Personal details
- Born: Quinton "Quinn" Golden October 25, 1954 Memphis, Tennessee, U.S.
- Died: July 28, 2003 (aged 48) Memphis, Tennessee, U.S.

= Quinn Golden =

American singer (1954–2003)

Quinton "Quinn" Golden (October 25, 1954 – July 28, 2003) was an American soul blues, blues, and R&B singer from Memphis, Tennessee.

==Personal life==
Quinton "Quinn" Golden was born in Memphis, Tennessee, to Bernice M. Golden. He had two sons, Kevin and Tevin. He died on July 28, 2003, at Delta Medical Center in Memphis.

==Career==
A soul blues, blues, and R&B singer, Quinn sang with Rufus Thomas, Ollie and the Nightingales and The Bar-Kays. Later he joined the Al Green Orchestra and travelled with this group for seven years. Other entertainers that Quinn performed with included Ike Turner, Shirley Brown, Denise LaSalle, Bobby Rush and Carl Sims. During his career, Quinn also wrote songs with and/or collaborated with such artists as Carl Sims, Ollie Nightingale, Lee "Shot" Williams, Chuck Roberson, J. Blackfoot and Toni Greene. Other entertainers that Quinn worked with included Barry White, Bob Dylan and Ron Woods.

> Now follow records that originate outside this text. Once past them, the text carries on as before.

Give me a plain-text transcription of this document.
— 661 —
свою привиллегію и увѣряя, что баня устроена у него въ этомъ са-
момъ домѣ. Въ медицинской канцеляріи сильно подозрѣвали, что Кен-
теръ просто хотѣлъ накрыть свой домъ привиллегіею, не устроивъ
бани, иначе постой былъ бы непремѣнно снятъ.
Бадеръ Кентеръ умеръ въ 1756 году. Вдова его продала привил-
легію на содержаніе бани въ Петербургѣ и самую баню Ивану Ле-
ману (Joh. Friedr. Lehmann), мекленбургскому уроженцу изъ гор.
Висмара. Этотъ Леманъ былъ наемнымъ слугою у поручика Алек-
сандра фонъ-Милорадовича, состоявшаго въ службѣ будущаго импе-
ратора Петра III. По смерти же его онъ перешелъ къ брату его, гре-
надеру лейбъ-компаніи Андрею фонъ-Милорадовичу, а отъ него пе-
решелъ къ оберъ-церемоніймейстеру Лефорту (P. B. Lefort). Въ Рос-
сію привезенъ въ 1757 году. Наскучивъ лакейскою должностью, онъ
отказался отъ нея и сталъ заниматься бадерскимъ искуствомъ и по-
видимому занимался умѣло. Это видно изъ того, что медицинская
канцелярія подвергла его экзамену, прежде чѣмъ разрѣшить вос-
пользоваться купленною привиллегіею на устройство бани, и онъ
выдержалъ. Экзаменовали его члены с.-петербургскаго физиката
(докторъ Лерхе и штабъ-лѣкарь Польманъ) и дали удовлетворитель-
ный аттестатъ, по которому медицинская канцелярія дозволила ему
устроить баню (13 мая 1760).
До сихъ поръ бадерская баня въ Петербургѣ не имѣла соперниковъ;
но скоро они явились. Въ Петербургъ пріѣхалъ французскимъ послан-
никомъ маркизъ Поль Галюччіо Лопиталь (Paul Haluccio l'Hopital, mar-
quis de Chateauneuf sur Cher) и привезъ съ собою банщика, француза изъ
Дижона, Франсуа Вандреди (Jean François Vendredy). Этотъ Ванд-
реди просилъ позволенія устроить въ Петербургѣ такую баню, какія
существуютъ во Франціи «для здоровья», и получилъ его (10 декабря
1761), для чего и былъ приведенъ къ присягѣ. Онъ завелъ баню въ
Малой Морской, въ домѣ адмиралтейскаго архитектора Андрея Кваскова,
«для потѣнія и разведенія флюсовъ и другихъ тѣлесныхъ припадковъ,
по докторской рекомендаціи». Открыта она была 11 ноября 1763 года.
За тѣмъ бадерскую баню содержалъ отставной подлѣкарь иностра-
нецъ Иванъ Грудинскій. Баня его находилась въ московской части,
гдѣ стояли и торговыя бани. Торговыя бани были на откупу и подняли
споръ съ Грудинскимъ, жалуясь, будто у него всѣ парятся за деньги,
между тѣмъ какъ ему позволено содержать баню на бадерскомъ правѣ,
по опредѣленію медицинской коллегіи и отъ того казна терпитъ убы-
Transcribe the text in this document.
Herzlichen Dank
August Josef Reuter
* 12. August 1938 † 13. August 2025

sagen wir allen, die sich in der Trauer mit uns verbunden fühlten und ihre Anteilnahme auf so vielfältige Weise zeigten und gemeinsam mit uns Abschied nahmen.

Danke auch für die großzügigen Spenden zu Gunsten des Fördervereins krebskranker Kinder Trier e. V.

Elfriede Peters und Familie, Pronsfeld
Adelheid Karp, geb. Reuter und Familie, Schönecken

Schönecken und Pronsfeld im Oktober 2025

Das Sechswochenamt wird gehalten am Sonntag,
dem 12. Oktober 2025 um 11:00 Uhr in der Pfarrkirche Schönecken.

In 1990, Quinn released his first solo album, I'm Serious About Your Love, on the Traction label out of Jackson, Mississippi. In 1991, a single from this album, "Cover You With A Kiss" won several awards at the Jackson Music Awards in Jackson, Mississippi.

Later in Quinn's career, he signed with Ecko Records of Memphis, Tennessee. During his tenure with Ecko, Quinn recorded several CDs which included Cover You With A Kiss, What's The Name Of That Thang, A Little Sumpin' Sumpin, On Q., and his last release, Bottoms Up!.